“the data shows that a focused change to address file system inefficiencies has 
the potential to broadly and transparently deliver benefit to users without 
affecting existing code or workflows.”

This is consistent with a Node.js experiment I heard about where they compiled 
an entire application in a single (HUGE!) .js file. Reading a single large file 
from disk is quicker than many small files on every significant file system I’m 
aware of. Is there benefit to supporting import of .tar files as we currently 
do .zip? Or perhaps having a special fast-path for uncompressed .zip files?

Top-posted from my Windows phone

From: Carl Shapiro
Sent: Monday, May 7, 2018 14:36
To: Nathaniel Smith
Cc: Nick Coghlan; Python Dev
Subject: Re: [Python-Dev] A fast startup patch (was: Python startup time)

On Fri, May 4, 2018 at 6:58 PM, Nathaniel Smith <n...@pobox.com> wrote:
What are the obstacles to including "preloaded" objects in regular .pyc files, 
so that everyone can take advantage of this without rebuilding the interpreter?
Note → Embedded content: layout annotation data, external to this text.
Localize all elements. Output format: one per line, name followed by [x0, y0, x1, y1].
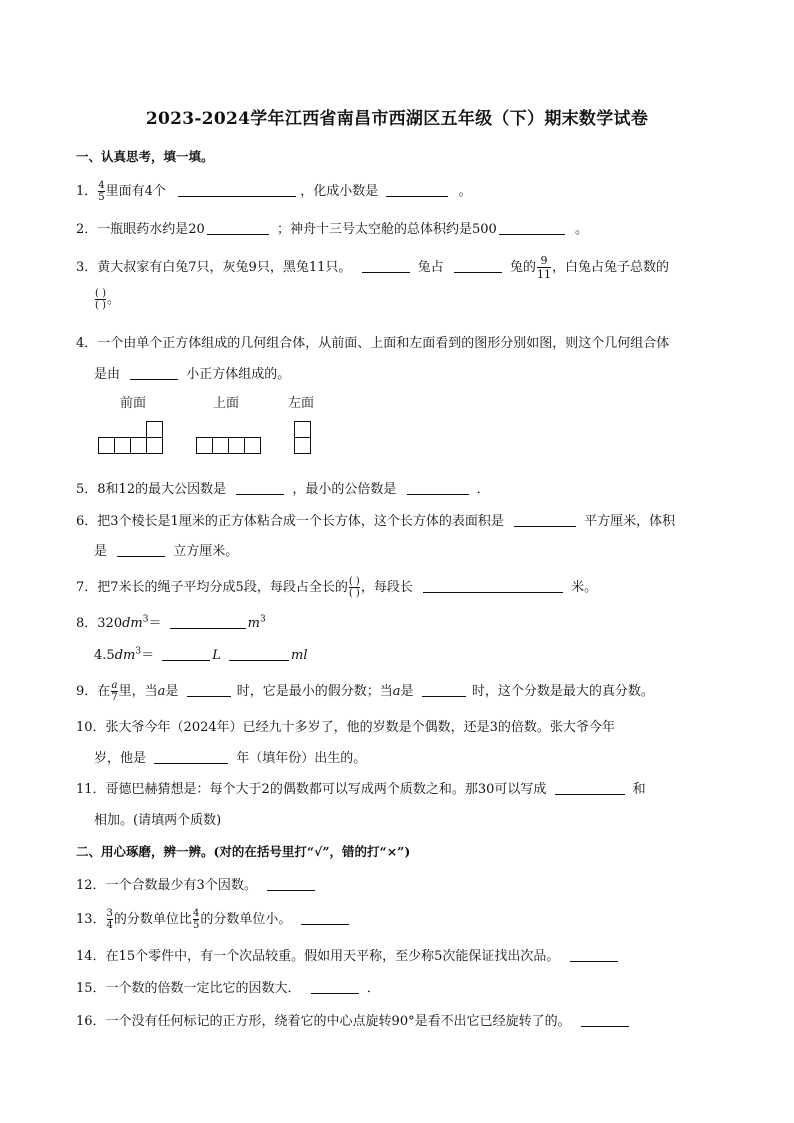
answer-blank[interactable] [162, 646, 210, 661]
question-5: 5．8和12的最大公因数是 ，最小的公倍数是 ． [76, 482, 490, 497]
answer-blank[interactable] [362, 258, 410, 273]
answer-blank[interactable] [423, 578, 563, 593]
question-2: 2．一瓶眼药水约是20 ；神舟十三号太空舱的总体积约是500 。 [76, 222, 588, 237]
answer-blank[interactable] [154, 749, 228, 764]
question-13: 13． $\frac{3}{4}$ 的分数单位比 $\frac{4}{5}$ 的分数单位小。 [76, 908, 349, 931]
answer-blank[interactable] [130, 365, 178, 380]
answer-blank[interactable] [117, 542, 165, 557]
question-15: 15．一个数的倍数一定比它的因数大． ． [76, 981, 380, 996]
answer-blank[interactable] [555, 780, 625, 795]
question-11-cont: 相加。(请填两个质数) [94, 813, 222, 828]
question-10: 10．张大爷今年（2024年）已经九十多岁了，他的岁数是个偶数，还是3的倍数。张大爷今年 [76, 720, 615, 735]
answer-blank[interactable] [422, 682, 466, 697]
fraction-4-5: $\frac{4}{5}$ [98, 180, 105, 203]
fraction-a-7: $\frac{a}{7}$ [111, 680, 118, 703]
answer-blank[interactable] [229, 646, 289, 661]
answer-blank[interactable] [187, 682, 231, 697]
answer-blank[interactable] [267, 876, 315, 891]
top-view-label: 上面 [213, 396, 240, 411]
answer-blank[interactable] [454, 258, 502, 273]
question-3-cont: $\frac{( )}{( )}$ 。 [95, 288, 120, 311]
question-6-cont: 是 立方厘米。 [94, 544, 239, 559]
answer-blank[interactable] [407, 480, 469, 495]
answer-blank[interactable] [170, 614, 246, 629]
question-8-line-2: $4.5dm^3= L$ ml [94, 646, 308, 663]
answer-blank[interactable] [236, 480, 284, 495]
left-view-label: 左面 [288, 396, 315, 411]
question-1: 1． $\frac{4}{5}$ 里面有4个 ，化成小数是 。 [76, 180, 472, 203]
question-3: 3．黄大叔家有白兔7只，灰兔9只，黑兔11只。 兔占 兔的 $\frac{9}{11}$ ，白兔占兔子总数的 [76, 254, 669, 281]
question-16: 16．一个没有任何标记的正方形，绕着它的中心点旋转90°是看不出它已经旋转了的。 [76, 1010, 629, 1029]
blank-fraction[interactable]: $\frac{( )}{( )}$ [348, 576, 360, 599]
fraction-3-4: $\frac{3}{4}$ [106, 908, 113, 931]
question-9: 9．在 $\frac{a}{7}$ 里，当a是 时，它是最小的假分数；当a是 时，这个分数是最大的真分数。 [76, 680, 654, 703]
answer-blank[interactable] [581, 1012, 629, 1027]
front-view-label: 前面 [120, 396, 147, 411]
question-10-cont: 岁，他是 年（填年份）出生的。 [94, 751, 367, 766]
fraction-4-5: $\frac{4}{5}$ [192, 908, 200, 931]
fraction-9-11: $\frac{9}{11}$ [536, 254, 551, 281]
page-title: 2023-2024学年江西省南昌市西湖区五年级（下）期末数学试卷 [145, 109, 649, 129]
question-14: 14．在15个零件中，有一个次品较重。假如用天平称，至少称5次能保证找出次品。 [76, 945, 618, 964]
question-11: 11．哥德巴赫猜想是：每个大于2的偶数都可以写成两个质数之和。那30可以写成 和 [76, 782, 646, 797]
question-6: 6．把3个棱长是1厘米的正方体粘合成一个长方体，这个长方体的表面积是 平方厘米，体积 [76, 514, 676, 529]
question-7: 7．把7米长的绳子平均分成5段，每段占全长的 $\frac{( )}{( )}$ ，每段长 米。 [76, 576, 598, 599]
three-views-figure [96, 392, 336, 462]
answer-blank[interactable] [207, 220, 269, 235]
answer-blank[interactable] [301, 910, 349, 925]
answer-blank[interactable] [386, 182, 448, 197]
answer-blank[interactable] [499, 220, 565, 235]
section-2-heading: 二、用心琢磨，辨一辨。(对的在括号里打“√”，错的打“×”) [76, 844, 411, 859]
answer-blank[interactable] [514, 512, 576, 527]
section-1-heading: 一、认真思考，填一填。 [76, 149, 214, 164]
answer-blank[interactable] [178, 182, 296, 197]
question-12: 12．一个合数最少有3个因数。 [76, 874, 315, 893]
blank-fraction[interactable]: $\frac{( )}{( )}$ [95, 288, 106, 311]
answer-blank[interactable] [311, 979, 359, 994]
question-4: 4．一个由单个正方体组成的几何组合体，从前面、上面和左面看到的图形分别如图，则这个几何组合体 [76, 336, 670, 351]
answer-blank[interactable] [570, 947, 618, 962]
question-4-cont: 是由 小正方体组成的。 [94, 367, 291, 382]
question-8-line-1: 8．$320dm^3= m^3$ [76, 614, 266, 631]
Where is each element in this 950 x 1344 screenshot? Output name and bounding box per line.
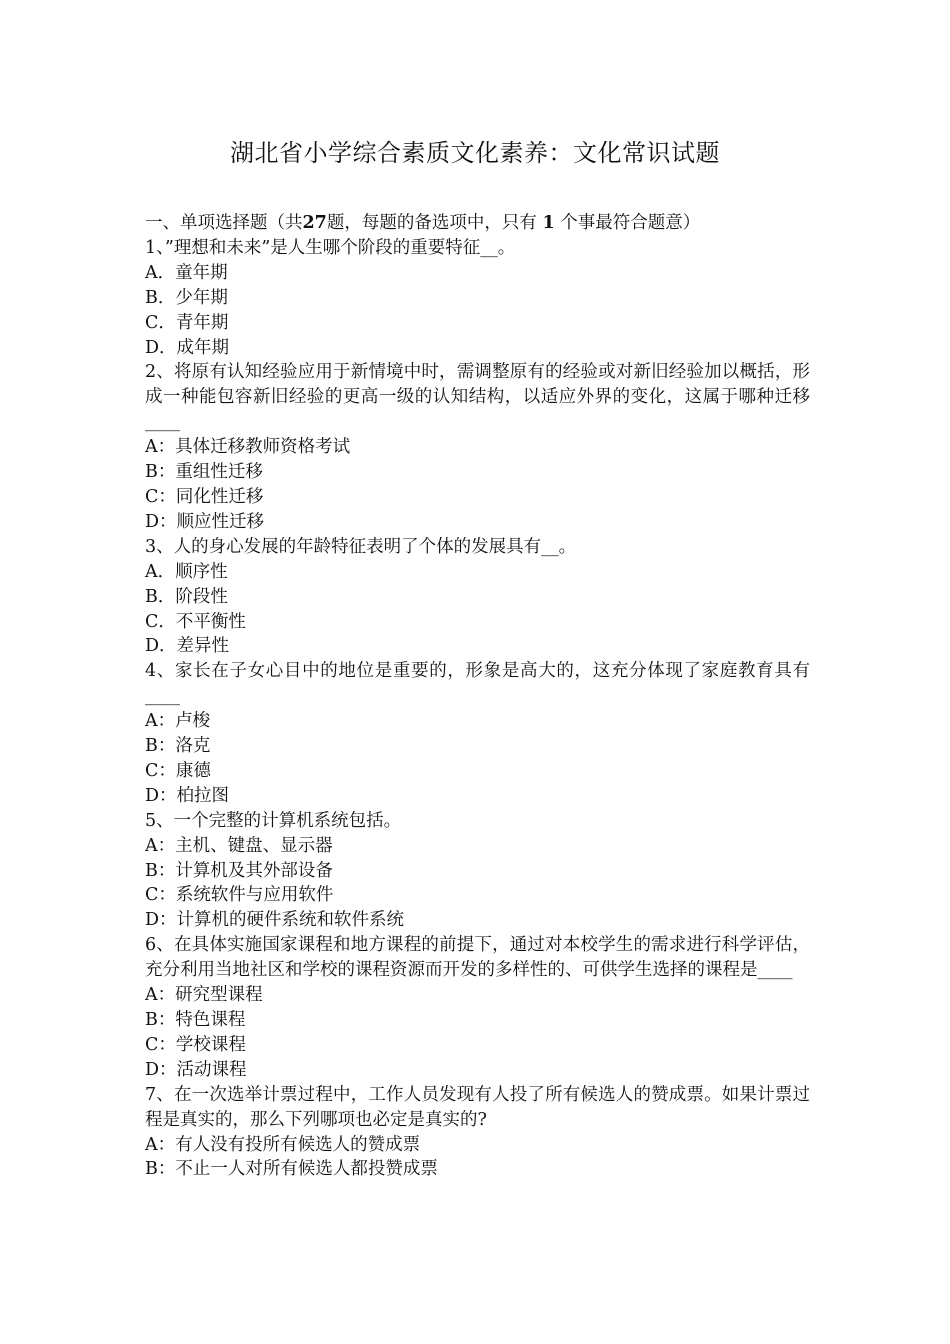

The system we have developed can create a shared object file for each compiled 
Python file.  However, such a representation is not directly usable.  First, 
certain shared constants, such as interned strings, must be kept globally 
unique across object code files.  Second, some marshaled objects, such as the 
hashed collections, must be initialized with randomization state that is not 
available until after the hosting runtime has been initialized.

We are able to work around the first issue by generating a heap image with the 
transitive closure of all modules that will be loaded which allows us to easily 
maintain uniqueness guarantees.  We are able to work around the second issue 
with some unobservable changes to the affected data structures.
 
Based on our numbers, it appears there should be some hesitancy--at this 
time--to changing the format of compiled Python file for the sake of load-time 
performance.  In contrast, the data shows that a focused change to address file 
system inefficiencies has the potential to broadly and transparently deliver 
benefit to users without affecting existing code or workflows.